On se demande ce que Béatrice Vallaeys entend par « vie sociale », puisqu’il n’y a pas de groupe humain sans sociabilité. Quant à l’allusion aux chèvres, comprenne qui pourra.

Cet édito n’était qu’un hors-d’œuvre. Le plat de résistance arrive avec le reportage en Éthiopie de Annette Lévy-Willard. Nous sommes dans le Mag du 7 avril : il s’agit de célébrer la journée des femmes du 8 mars. Mais on sait que l’Afrique a du retard. La première femme décrite est une réfugiée somalienne :

 » Elle se tient droite, avec ses cinq petits, dont l’aîné doit avoir 8 ou 9 ans ». « L’histoire de cette mère débarquant en pays étranger et de son mari, procréateur de huit enfants (pour l’instant) resté en Somalie ».

Les mots sont choisis. Les femmes ont des « petits » lesquels n’ont pas de père mais proviennent d’un « procréateur ». L’animalisation de l’autre est un trait banal du discours raciste. « A 36 ans et sept enfants » – deux sont restés en Somalie – Sahra n’intéresse pas Annette Lévy-Willard par ce qu’elle a pu vivre dans un pays en guerre, mais uniquement par la composition de sa famille.

La description du camp des réfugiés est idyllique. Gloire soit rendue à la communauté internationale, à l’Union Européenne, au Programme Alimentaire Mondial , lequel, ravi, a mis sur son site, le 17 avril, l’article de Libé. Au camp on sait comment traiter ces gens-là :

« On ouvre le sachet devant la mère pour qu’elle ne puisse pas le vendre (…). Pour en avoir un autre, deux jours après, la mère doit rapporter le sachet aluminium vide. »

En Éthiopie il y a aussi des femmes éthiopiennes : « Leur situation de départ est aussi préhistorique que les réfugiées somaliennes » – tiens les réfugiées étaient « préhistoriques » ? – « Excisées puis mariées à 14 ou 15 ans avec un homme plus âgé, qu’elles n’ont jamais vu.
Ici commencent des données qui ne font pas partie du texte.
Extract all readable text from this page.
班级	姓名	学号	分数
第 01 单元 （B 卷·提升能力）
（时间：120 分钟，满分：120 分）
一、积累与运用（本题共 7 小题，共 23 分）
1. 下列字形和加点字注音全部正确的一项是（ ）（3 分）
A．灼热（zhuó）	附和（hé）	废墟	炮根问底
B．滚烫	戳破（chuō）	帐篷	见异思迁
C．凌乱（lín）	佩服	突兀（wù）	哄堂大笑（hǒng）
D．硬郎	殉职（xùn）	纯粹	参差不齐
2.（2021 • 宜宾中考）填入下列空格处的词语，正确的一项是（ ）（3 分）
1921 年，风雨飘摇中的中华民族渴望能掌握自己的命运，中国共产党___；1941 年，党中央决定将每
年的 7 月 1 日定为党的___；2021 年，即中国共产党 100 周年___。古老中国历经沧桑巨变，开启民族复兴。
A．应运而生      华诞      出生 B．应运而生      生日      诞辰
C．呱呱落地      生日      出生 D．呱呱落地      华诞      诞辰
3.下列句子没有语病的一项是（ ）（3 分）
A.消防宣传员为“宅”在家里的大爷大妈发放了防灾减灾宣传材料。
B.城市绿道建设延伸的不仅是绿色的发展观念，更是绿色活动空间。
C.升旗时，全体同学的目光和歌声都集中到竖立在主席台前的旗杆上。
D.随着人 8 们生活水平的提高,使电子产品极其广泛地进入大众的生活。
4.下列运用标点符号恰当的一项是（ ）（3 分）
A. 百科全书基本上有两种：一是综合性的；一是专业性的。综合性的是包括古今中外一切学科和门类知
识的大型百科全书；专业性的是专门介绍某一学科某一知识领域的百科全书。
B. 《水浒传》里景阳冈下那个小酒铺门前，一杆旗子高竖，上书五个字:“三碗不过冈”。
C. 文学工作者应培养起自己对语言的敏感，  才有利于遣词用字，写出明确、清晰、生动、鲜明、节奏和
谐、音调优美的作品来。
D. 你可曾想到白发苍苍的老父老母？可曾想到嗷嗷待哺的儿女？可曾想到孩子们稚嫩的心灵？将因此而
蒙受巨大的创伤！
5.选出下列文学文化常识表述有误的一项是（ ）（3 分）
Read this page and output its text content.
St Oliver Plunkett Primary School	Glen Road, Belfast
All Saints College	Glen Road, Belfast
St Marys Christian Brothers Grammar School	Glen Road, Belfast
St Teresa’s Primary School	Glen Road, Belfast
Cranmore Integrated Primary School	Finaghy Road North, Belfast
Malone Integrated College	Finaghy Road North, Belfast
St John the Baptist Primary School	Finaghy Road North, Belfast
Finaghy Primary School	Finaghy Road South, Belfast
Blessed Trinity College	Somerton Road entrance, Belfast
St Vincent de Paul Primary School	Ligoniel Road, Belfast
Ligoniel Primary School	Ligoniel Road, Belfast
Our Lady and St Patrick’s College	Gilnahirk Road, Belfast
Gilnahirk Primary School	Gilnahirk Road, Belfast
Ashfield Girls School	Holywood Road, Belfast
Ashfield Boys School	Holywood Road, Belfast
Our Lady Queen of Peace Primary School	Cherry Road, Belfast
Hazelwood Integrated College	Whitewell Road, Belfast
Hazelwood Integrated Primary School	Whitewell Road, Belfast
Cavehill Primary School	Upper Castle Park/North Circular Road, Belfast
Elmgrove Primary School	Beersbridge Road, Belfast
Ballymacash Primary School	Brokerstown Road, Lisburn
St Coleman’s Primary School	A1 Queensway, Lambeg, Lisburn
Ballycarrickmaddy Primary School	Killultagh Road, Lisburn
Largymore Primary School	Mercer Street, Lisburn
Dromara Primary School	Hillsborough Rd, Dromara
La loi éthiopienne vient d’interdire l’excision et le mariage des fillettes avant 15 ans, mais elle n’est pas appliquée. »

Peut-être que le pouvoir éthiopien est trop occupé à soutenir les interventions occidentales dans la corne de l’Afrique pour se soucier de faire appliquer ses propres lois.

« Les Éthiopiennes travaillent en moyenne deux fois plus que les hommes […] le tout enceintes et portant un jeune enfant ». Annette Lévy-Willard découvre la double journée en Afrique. Elle ne réfléchit pas que c’est l’apanage en France des caissières et autres techniciennes de surface, sœurs en oppression des pauvres Éthiopiennes. Mais il faudrait raisonner en termes d’oppression sociale, alors qu’elle est fixée uniquement sur la situation familiale, source de tous les maux : « Fretsumbirhan Tadele a 20 ans et, fait rare, seulement deux enfants. »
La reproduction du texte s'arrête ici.